Tarih Tekerrür Eder Mi?
Son aylarda, 1 Eylül 1939’dan önceki ya da 1933’ten sonra 1939’a kadarki 7 yıllık “geçiş” döneminin herhangi bir anındaymışız gibi hissetmeye başladım!..
Bu yazımı—çok zor olduğunu bilmeme karşın—olabildiğince kısa tutacağım. Yine de Birinci Dünya Savaşı’nın ardından İkinci Dünya Savaşı’na giden yıllardaki gelişmeleri, faşizmin ve Nazizm’in hangi koşullarda yükseldiğini bilenler, ne söylemek istediğimi daha iyi anlayacaklar diye düşünüyorum.
Sanki dünya, 1 Eylül 1939 öncesinde; örneğin, Hitler’in Nazi Partisi’nin 1933 yılında Almanya’da, Mussolini’nin Ulusal Faşist Partisi’nin ise 1925 yılında (1922’de iktidara geldikten sonra, 1925’te Sosyalist Parti’yi ve antifaşist örgütleri yasakladığı yıl) İtalya’da mutlak egemenliklerini kurdukları ve bir dünya savaşının çanlarının çaldığı yıllardaymış gibi.

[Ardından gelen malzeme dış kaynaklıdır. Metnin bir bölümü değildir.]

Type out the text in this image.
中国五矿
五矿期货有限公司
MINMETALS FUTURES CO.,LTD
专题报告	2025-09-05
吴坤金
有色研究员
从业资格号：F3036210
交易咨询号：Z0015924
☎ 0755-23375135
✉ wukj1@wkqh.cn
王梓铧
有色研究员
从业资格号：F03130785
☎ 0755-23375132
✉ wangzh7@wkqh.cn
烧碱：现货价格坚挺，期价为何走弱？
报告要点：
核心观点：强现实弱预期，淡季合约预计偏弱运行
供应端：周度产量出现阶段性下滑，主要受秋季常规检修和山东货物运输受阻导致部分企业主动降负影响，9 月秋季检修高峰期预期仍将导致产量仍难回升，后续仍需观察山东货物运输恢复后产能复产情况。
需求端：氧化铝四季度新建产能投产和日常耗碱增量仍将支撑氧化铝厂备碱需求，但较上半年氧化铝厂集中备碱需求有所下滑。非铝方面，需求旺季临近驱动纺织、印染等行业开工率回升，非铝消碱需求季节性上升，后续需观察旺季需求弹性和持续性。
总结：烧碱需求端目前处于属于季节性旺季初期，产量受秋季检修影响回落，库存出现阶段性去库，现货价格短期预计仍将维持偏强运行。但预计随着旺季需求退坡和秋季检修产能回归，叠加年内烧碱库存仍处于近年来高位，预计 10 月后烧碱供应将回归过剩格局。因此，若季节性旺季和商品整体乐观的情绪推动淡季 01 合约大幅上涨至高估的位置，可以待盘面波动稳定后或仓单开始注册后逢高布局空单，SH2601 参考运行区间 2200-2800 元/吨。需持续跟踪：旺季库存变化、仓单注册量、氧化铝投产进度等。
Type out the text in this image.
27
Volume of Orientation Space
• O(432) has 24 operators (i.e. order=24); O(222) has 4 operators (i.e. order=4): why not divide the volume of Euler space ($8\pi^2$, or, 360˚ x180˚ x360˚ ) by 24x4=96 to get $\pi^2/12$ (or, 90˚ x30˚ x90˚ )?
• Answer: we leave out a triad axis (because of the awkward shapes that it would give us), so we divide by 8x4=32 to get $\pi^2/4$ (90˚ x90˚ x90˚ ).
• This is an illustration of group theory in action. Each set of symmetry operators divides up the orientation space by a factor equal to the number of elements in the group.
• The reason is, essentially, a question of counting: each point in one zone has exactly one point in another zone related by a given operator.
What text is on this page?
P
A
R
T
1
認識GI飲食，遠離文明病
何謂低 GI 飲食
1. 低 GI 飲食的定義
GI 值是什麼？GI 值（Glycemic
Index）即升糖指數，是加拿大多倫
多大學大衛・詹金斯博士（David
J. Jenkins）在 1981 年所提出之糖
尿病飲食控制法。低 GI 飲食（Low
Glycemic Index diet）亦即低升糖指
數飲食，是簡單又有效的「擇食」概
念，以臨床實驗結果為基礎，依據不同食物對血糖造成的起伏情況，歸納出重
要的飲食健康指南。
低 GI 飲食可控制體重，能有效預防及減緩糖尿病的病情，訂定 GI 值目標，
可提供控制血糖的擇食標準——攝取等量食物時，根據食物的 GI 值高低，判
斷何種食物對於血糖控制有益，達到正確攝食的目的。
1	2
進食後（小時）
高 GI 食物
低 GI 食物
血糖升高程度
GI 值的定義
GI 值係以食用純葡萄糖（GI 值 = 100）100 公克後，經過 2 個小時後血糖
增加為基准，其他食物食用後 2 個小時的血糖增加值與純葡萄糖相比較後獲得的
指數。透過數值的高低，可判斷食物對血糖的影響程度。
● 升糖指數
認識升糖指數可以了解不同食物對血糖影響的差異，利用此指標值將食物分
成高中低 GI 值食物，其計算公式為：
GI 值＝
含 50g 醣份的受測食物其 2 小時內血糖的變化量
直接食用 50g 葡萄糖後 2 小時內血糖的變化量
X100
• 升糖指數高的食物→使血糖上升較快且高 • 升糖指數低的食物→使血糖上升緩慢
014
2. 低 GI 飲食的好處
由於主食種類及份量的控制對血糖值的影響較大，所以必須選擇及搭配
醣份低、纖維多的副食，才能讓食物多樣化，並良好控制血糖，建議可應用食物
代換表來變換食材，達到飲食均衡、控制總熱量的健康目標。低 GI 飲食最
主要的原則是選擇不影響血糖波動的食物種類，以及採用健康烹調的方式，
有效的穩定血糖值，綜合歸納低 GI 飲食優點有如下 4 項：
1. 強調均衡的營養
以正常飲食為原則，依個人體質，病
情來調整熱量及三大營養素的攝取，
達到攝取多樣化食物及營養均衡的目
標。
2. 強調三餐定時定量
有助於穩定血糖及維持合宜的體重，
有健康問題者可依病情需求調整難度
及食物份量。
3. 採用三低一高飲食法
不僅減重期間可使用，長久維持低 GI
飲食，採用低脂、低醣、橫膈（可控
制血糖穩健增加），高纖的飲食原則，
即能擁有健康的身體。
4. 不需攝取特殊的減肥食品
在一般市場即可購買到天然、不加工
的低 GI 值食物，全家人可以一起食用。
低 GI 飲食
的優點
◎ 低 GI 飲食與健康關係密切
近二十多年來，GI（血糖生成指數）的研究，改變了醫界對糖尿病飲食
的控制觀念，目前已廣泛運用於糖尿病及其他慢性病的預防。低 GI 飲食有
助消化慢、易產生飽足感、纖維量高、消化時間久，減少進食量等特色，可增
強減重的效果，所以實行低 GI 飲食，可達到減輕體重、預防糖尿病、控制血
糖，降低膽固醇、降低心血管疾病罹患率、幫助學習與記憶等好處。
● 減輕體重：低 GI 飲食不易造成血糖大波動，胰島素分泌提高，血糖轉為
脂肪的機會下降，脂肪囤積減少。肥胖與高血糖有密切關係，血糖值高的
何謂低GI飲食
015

Böyle hissetmemin ana nedenini, konuya ilişkin onlarca yıllık okumalarıma dayalı tarih bilincim, kendi tanıklıklarım ve dünya görüşümün bana sunduğu diyalektik maddeci çözümleme ve öngörü olanağının yanı sıra, gerçekte başlıca şu göstergelere dayanarak açıklayabilirim: Dünyanın pek çok ülkesinde yoksulluğun, açlık ve kıtlığın, eşitsizliğin, sömürünün, işsizliğin, gelecek kaygısının, toplumsal, ülkesel ve bölgesel huzursuzluk ve çatışmaların artması, göçlerin hızlanması; Avrupa’da ve dünyanın pek çok ülkesinde savaş yanlısı aşırı sağ, sağ lümpen, ırkçı ve faşist lider ve partilerin yükselişi, iktidara gelmeleri ya da gelme olasılıklarının kuvvetlenmesi; ABD Başkanı D. Trump’ın İngiltere, Kanada ve Almanya gibi gelişmiş kapitalist “kendi müttefiklerine” + komşusu Meksika’ya sözle bile olsa saldırması ve onları askeri ve ekonomik (yeni ve ek vergiler, yeni ve ek gümrük duvarları, ambargolar vb.) bir saldırıyla tehdit etmesi, Grönland, Kanada ve Panama Kanalı’na çökmek istemesi, Gazze Şeridi’ni İsrail’den devralarak Filistin halkını Gazze’den sürmeyi planlaması ve daha onlarcası, yüzlercesi…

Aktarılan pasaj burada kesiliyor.